ROOT   6.08/07 Reference Guide
ROOT::Math::Impl Namespace Reference

Functions

template<typename Scalar >
Scalar Eta_FromRhoZ (Scalar rho, Scalar z)
Calculate eta given rho and zeta. More...

template<typename Scalar >
Scalar Eta_FromTheta (Scalar theta, Scalar r)
Implementation of eta from -log(tan(theta/2)). More...

◆ Eta_FromRhoZ()

template<typename Scalar >
 Scalar ROOT::Math::Impl::Eta_FromRhoZ ( Scalar rho, Scalar z )
inline

Calculate eta given rho and zeta.

This formula is faster than the standard calculation (below) from log(tan(theta/2) but one has to be careful when rho is much smaller than z (large eta values) Formula is eta = log( zs + sqrt(zs^2 + 1) ) where zs = z/rho

For large value of z_scaled (tan(theta) ) one can appoximate the sqrt via a Taylor expansion We do the approximation of the sqrt if the numerical error is of the same order of second term of the sqrt.expansion: eps > 1/zs^4 => zs > 1/(eps^0.25)

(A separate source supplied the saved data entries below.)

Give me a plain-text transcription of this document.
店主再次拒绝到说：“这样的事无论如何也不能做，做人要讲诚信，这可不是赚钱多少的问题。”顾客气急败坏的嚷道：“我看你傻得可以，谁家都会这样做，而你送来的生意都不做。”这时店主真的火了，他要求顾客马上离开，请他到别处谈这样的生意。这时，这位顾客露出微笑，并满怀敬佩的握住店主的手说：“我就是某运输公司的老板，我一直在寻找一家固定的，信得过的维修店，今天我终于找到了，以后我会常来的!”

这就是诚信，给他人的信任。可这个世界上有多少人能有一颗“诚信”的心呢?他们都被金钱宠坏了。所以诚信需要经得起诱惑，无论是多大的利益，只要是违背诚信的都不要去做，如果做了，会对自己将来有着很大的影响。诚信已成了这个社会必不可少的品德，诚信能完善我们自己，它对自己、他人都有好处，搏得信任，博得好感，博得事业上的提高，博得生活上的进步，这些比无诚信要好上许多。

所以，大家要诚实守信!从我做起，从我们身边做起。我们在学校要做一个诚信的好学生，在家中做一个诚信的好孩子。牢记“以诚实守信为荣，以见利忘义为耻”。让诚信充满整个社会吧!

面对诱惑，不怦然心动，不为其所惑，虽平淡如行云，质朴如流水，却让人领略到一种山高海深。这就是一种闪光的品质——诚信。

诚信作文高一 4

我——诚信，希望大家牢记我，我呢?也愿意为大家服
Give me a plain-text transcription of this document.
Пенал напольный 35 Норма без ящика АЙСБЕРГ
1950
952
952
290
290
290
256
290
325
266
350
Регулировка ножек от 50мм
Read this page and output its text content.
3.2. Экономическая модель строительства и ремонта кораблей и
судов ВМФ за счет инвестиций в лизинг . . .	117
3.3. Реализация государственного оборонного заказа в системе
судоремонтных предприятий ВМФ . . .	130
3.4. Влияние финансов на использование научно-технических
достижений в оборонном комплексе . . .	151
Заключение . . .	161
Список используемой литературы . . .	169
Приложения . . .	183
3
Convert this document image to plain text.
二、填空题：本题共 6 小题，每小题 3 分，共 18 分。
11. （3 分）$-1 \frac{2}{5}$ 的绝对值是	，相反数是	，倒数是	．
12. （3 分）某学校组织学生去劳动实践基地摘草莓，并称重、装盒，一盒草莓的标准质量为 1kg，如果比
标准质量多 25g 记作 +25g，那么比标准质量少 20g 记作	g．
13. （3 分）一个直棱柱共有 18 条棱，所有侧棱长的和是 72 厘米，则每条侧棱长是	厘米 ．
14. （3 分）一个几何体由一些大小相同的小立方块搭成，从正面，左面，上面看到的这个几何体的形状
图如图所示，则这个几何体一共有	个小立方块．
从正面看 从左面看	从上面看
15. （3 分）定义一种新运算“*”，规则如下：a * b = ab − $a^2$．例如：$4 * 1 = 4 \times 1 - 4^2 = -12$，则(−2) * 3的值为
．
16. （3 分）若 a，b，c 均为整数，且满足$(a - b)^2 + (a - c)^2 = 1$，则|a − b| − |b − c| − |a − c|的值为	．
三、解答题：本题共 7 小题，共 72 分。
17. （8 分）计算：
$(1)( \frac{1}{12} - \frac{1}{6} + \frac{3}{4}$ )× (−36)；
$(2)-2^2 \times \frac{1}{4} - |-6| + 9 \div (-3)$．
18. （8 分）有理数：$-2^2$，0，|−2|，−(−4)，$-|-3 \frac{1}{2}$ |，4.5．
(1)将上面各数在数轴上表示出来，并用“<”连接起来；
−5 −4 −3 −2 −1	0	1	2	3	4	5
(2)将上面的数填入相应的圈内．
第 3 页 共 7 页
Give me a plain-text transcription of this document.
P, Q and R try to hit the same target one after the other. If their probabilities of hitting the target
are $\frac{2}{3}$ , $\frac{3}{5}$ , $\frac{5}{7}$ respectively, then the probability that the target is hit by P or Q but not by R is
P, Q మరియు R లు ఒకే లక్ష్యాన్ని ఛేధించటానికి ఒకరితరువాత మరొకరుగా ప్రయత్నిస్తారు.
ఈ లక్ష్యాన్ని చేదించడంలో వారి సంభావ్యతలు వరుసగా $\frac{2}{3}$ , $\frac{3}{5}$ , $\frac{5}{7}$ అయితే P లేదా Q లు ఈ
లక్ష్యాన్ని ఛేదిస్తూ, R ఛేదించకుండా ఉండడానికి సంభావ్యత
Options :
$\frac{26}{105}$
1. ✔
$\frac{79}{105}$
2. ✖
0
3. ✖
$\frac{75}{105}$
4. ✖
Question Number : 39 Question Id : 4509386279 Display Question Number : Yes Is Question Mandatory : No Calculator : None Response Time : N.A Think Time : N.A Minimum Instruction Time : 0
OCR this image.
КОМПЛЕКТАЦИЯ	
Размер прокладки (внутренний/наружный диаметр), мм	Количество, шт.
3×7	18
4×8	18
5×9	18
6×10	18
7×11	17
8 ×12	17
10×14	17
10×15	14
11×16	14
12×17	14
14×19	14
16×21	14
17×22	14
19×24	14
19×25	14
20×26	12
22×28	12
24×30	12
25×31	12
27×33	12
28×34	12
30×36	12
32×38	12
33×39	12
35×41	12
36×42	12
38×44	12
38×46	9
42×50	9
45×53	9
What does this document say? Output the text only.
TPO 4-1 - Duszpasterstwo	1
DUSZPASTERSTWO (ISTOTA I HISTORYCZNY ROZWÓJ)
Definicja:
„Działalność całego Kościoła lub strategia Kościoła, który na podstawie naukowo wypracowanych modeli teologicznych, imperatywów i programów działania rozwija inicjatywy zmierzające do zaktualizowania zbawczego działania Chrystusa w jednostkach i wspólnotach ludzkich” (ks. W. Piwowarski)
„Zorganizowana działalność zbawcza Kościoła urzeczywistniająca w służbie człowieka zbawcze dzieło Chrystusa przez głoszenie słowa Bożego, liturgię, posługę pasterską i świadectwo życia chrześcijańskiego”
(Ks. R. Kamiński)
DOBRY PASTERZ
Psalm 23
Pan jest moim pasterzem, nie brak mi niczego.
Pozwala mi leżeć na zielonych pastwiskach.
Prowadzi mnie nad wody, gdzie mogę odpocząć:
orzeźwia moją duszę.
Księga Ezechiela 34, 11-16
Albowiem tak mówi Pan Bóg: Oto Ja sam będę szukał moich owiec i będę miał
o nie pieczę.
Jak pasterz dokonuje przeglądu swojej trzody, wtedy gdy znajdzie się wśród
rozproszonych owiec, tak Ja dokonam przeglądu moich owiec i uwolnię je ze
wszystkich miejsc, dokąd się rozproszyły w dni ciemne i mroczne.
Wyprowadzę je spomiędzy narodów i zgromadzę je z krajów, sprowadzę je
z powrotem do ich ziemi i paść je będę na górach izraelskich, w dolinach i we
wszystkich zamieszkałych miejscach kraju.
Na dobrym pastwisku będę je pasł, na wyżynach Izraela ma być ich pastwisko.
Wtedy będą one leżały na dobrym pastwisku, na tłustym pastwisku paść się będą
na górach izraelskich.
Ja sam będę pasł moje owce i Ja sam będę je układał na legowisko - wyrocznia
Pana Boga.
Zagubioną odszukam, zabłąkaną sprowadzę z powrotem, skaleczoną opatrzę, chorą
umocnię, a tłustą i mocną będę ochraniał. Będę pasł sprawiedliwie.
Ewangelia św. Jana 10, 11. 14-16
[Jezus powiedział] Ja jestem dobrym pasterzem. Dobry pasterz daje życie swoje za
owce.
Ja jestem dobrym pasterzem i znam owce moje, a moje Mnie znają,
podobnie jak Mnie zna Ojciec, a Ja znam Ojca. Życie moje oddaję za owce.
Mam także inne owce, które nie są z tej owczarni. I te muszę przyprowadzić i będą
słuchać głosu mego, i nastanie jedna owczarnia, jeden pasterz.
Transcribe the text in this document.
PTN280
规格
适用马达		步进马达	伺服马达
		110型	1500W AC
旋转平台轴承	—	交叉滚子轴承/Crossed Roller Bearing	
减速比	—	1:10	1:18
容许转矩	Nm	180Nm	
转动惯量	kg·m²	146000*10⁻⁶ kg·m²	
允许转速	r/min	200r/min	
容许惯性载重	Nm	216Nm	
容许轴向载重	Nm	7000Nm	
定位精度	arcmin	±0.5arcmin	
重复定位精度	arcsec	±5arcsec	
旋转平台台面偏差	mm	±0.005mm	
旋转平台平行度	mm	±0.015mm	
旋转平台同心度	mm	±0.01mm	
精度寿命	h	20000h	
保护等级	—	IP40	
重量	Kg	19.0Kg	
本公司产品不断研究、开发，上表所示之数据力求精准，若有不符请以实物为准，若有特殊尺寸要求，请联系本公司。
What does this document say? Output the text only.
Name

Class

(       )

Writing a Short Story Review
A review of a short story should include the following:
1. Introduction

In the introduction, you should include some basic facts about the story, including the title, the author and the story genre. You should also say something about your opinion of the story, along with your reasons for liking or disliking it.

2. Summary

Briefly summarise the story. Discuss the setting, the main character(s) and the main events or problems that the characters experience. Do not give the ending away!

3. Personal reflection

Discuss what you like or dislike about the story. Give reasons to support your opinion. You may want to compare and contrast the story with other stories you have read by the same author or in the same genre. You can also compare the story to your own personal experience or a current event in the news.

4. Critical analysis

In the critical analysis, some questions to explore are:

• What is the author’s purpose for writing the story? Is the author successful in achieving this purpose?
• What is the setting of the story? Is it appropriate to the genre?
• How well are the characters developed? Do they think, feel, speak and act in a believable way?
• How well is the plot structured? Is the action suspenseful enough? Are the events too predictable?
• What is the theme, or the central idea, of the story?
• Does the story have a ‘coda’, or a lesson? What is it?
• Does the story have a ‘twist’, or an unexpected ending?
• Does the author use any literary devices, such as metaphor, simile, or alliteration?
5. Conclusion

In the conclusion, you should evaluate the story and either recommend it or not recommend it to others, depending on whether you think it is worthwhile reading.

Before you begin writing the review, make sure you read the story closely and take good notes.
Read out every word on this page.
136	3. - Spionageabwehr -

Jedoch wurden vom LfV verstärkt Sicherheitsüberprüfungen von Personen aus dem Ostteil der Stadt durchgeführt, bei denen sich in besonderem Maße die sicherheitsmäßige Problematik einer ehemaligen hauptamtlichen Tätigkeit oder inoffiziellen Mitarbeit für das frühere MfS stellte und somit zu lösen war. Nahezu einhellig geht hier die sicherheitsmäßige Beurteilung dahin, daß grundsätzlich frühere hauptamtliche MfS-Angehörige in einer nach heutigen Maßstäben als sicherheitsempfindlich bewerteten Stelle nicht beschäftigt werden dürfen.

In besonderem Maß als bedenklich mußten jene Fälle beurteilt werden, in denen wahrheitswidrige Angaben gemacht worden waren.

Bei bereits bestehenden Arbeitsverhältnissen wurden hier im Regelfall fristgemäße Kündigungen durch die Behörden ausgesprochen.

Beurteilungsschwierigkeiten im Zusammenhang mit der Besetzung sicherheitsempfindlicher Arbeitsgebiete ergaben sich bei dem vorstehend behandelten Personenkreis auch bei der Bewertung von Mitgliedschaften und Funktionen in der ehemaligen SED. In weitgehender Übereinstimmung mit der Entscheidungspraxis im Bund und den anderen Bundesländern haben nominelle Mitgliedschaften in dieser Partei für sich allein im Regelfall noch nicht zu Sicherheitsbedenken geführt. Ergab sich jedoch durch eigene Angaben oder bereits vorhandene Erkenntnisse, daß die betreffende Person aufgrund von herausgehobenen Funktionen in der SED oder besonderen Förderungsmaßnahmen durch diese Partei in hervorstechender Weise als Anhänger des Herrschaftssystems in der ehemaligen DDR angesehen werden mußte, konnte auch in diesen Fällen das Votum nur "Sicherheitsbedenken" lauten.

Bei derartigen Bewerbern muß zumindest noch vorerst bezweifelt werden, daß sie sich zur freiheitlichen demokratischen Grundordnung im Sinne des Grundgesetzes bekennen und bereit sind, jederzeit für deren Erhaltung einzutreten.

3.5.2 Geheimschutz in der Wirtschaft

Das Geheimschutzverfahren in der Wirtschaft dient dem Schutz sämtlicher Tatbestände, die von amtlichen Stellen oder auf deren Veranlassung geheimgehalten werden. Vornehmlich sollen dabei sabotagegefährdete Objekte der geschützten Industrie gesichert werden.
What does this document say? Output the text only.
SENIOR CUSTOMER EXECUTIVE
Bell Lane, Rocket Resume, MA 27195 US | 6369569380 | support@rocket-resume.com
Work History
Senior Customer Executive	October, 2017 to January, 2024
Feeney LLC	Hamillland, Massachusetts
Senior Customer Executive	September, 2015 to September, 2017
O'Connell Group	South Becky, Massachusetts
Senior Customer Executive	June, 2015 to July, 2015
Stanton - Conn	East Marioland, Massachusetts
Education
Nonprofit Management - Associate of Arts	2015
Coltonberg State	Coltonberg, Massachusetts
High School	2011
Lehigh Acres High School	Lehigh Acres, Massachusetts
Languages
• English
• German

When rho == 0 we use etaMax (see definition in etaMax.h)

Definition at line 50 of file eta.h.

◆ Eta_FromTheta()

template<typename Scalar >
 Scalar ROOT::Math::Impl::Eta_FromTheta ( Scalar theta, Scalar r )
inline

Implementation of eta from -log(tan(theta/2)).

This is convenient when theta is already known (for example in a polar coorindate system)

Definition at line 84 of file eta.h.